The question is unclear:

  • Just one R process or several?

  • Just on one host, or across several machine?

  • Is there common file access among them or not?

In increasing order of complexity, I'd use a file, a SQLite backend via the RSQlite package or (my favourite :) the rredis package to set to / read from a Redis instance.

Dirk Eddelbuettel
  • 360,940
  • 56
  • 644
  • 725
2

You could also create a list of tokens and add it to R/sysdata.rda with usethis::use_data(..., internal = TRUE). The data in this file is internal, but accessible by all functions. The only problem would arise if you only want some functions to access the tokens, which would be better served by:

  1. the environment solution already proposed above; or
  2. creating a hidden helper function that holds the tokens and returns them. Then just call this hidden function inside the functions that use the tokens, and (assuming it is a list) you can inject them to their environment with list2env(..., envir = environment()).
1

If you don't mind adding a dependency to your package, you can use an R6 object from the homonym package, as suggested in the comments to @greg-snow's answer.

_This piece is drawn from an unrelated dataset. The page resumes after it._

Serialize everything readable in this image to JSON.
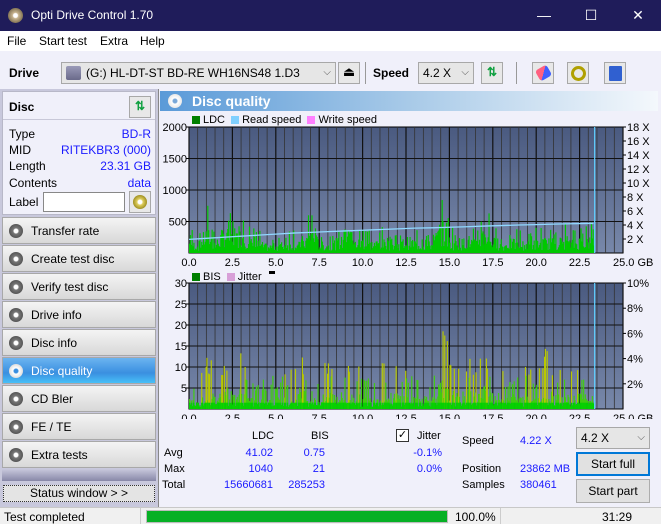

R6 objects are actual environments with the possibility of adding public and private methods, are very lightweight and could be a good and more rigorous option to share package's global variables, without polluting the global environment.

Compared to @greg-snow's solution, it allows for a stricter control of your variables (you can add methods that check for types for example). The drawback can be the dependency and, of course, learning the R6 syntax.

library(R6)
MyPkgOptions = R6::R6Class(
  "mypkg_options",
  public = list(
    get_option = function(x) private$.options[[x]]
  ),
  active = list(
    var1 = function(x){
      if(missing(x)) private$.options[['var1']]
      else stop("This is an environment parameter that cannot be changed")
    }
    ,var2 = function(x){
      if(missing(x)) private$.options[['var2']]
      else stop("This is an environment parameter that cannot be changed")
    }
  ),
  private = list(
    .options = list(
      var1 = 1,
      var2 = 2
    )
  )
)
# Create an instance
mypkg_options = MyPkgOptions$new()
# Fetch values from active fields
mypkg_options$var1
#> [1] 1
mypkg_options$var2
#> [1] 2
# Alternative way
mypkg_options$get_option("var1")
#> [1] 1
mypkg_options$get_option("var3")
#> NULL
# Variables are locked unless you add a method to change them
mypkg_options$var1 = 3
#> Error in (function (x) : This is an environment parameter that cannot be changed

Created on 2020-05-27 by the reprex package (v0.3.0)

Duccio A
  • 1,402
  • 13
  • 27